The most important components of current treatment protocols for childhood leukaemia are genotoxic and may lead to undesired, life-threatening long-term effects. Developing novel non-genotoxic medicine cocktails will limit the long-term toxicity and the danger of treatment resistance. We expect such combinations to improve the cure rates for leukaemias and enhance the long-term quality of life of children with leukaemia.

About the research team

The research team is located in the Wolfson Childhood Cancer Research Centre at Newcastle University, a £5.5m facility opened in September 2016. It brings together over 90 scientists and clinicians working on childhood cancer in state-of-the-art facilities and is one of the few national and international units providing a complete research pipeline for childhood cancer, ranging from identifying treatment targets to developing new medicines and testing them in clinical trials.
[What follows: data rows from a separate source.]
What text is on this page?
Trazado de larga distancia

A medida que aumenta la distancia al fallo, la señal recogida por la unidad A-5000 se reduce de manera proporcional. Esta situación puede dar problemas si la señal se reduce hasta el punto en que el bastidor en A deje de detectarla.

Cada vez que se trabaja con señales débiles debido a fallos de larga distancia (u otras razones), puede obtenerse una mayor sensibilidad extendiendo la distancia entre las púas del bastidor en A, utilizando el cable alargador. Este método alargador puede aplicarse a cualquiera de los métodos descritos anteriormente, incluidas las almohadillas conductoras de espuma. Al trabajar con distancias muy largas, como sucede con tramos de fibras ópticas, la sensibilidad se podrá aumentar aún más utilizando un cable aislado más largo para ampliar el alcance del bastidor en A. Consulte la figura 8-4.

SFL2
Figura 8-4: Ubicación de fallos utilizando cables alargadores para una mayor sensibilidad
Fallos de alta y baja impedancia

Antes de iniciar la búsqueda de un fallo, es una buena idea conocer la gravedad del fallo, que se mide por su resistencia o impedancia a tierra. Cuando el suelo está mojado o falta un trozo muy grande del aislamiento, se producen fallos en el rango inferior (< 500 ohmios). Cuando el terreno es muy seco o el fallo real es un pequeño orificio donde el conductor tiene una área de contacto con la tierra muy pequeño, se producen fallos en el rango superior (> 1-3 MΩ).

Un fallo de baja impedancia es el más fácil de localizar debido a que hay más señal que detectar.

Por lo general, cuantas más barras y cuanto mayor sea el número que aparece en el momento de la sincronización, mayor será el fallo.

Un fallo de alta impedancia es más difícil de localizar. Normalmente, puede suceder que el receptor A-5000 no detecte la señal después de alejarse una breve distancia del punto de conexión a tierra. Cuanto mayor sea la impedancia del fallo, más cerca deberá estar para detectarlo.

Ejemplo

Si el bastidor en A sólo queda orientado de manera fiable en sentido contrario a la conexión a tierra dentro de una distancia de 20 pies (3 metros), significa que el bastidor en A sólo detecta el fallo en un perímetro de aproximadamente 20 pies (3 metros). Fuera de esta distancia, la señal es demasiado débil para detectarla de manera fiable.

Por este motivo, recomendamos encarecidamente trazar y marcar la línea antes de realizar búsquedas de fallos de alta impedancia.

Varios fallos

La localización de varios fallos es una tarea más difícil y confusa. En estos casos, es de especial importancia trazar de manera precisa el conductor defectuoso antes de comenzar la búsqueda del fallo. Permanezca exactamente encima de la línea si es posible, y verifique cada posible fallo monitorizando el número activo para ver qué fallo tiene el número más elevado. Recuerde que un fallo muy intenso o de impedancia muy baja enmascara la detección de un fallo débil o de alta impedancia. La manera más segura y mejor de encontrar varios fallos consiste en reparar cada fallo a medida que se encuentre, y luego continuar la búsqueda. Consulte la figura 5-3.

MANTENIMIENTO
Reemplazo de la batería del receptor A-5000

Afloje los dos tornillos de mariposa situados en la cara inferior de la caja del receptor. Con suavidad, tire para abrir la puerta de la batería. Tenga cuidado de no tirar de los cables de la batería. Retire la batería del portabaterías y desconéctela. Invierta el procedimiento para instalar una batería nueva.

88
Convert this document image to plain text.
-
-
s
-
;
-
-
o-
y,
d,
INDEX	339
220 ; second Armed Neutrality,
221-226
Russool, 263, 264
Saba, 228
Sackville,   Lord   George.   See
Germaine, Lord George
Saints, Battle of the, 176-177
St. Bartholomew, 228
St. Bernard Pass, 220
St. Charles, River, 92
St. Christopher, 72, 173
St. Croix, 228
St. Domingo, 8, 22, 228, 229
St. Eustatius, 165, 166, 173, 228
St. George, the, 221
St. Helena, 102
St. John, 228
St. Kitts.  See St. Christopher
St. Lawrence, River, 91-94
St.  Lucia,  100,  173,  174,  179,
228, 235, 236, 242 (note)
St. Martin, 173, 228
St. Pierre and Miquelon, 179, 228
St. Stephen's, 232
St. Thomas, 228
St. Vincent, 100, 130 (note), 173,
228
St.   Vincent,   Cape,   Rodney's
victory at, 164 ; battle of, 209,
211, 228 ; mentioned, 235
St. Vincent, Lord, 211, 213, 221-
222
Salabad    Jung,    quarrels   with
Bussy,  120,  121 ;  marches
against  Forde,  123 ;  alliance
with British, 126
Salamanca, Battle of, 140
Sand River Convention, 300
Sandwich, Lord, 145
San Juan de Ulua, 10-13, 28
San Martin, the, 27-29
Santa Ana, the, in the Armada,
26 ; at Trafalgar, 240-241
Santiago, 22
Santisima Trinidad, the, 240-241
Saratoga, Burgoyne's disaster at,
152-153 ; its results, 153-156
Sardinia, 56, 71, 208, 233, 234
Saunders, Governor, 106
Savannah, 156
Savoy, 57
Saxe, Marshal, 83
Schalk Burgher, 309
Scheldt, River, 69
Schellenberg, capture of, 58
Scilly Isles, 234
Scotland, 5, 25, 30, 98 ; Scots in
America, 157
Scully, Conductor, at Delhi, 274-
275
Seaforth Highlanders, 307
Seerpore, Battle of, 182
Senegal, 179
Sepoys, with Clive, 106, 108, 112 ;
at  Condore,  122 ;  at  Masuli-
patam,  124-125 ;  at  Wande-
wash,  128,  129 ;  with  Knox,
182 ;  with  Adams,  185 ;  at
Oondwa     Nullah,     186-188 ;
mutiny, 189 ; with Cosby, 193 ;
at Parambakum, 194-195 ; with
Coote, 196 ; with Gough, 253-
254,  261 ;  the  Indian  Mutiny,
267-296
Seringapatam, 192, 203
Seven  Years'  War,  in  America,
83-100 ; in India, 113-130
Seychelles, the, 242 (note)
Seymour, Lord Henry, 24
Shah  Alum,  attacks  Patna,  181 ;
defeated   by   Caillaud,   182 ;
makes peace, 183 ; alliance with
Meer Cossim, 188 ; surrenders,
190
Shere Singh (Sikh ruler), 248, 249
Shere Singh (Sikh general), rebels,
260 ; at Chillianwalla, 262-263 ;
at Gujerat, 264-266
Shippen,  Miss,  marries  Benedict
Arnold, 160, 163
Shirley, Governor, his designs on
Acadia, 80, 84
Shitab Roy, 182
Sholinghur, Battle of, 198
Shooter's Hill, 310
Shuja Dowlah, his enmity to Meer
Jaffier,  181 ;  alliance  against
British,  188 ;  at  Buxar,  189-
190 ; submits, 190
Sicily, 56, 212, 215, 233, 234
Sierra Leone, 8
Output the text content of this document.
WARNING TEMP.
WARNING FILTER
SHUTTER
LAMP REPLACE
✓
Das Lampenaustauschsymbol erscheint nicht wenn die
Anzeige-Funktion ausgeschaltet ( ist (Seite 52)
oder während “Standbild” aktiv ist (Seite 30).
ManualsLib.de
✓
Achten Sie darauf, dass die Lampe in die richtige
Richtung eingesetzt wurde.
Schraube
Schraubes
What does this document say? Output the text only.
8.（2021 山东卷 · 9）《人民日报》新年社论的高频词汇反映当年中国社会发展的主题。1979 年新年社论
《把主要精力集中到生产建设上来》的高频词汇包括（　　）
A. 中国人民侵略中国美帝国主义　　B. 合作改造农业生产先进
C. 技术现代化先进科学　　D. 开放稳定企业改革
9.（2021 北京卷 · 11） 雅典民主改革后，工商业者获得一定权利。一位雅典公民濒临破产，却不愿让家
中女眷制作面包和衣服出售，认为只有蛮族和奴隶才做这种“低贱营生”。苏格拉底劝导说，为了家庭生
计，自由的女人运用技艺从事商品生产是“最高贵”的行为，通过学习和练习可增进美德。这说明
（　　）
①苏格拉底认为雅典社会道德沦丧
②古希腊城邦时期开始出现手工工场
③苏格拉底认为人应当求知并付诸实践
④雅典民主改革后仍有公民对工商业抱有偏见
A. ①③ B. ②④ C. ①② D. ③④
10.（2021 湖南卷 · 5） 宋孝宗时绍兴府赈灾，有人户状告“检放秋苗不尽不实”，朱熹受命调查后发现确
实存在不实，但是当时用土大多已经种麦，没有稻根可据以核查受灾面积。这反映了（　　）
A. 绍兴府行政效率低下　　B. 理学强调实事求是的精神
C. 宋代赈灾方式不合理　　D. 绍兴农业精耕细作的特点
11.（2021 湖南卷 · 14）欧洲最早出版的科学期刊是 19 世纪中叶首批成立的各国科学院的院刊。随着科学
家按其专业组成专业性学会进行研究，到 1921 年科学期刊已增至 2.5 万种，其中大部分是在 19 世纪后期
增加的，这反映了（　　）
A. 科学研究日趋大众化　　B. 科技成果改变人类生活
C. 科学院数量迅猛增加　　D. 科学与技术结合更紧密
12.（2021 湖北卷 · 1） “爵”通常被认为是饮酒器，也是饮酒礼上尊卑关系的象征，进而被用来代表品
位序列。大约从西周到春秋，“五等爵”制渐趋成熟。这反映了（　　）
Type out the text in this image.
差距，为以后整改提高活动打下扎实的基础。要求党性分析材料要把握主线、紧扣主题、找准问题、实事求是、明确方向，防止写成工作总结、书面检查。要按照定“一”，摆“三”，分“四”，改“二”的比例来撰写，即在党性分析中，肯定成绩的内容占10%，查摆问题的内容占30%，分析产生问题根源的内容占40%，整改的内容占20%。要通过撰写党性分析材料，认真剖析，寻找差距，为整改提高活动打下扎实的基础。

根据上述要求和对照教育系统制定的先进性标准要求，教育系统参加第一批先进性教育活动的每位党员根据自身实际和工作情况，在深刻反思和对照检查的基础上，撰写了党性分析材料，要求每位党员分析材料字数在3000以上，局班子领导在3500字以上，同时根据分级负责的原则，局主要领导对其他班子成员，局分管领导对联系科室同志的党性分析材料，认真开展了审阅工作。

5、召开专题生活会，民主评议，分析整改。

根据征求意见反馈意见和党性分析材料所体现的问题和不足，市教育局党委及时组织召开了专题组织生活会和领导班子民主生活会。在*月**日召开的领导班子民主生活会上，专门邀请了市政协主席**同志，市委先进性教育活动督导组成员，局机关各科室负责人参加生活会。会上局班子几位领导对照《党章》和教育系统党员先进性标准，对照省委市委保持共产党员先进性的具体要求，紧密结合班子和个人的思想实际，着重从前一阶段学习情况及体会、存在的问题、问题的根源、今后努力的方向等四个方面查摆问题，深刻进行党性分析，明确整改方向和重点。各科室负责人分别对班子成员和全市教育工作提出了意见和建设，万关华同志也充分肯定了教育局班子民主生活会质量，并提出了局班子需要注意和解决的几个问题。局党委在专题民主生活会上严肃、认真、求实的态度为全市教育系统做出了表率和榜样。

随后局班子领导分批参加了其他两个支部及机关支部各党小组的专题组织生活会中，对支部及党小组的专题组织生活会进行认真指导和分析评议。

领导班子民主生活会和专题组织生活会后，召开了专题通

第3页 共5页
The research team lead by Profs Olaf Heidenreich and Josef Vormoor are internationally recognized for their contributions to the treatment of childhood leukaemia including the development of models for pre-clinical medicine testing, the investigation of mechanisms of leukaemia propagation and the translation of research findings into clinical trials. This combined expertise will be crucial for succeeding in our quest for less toxic treatments of childhood leukaemia.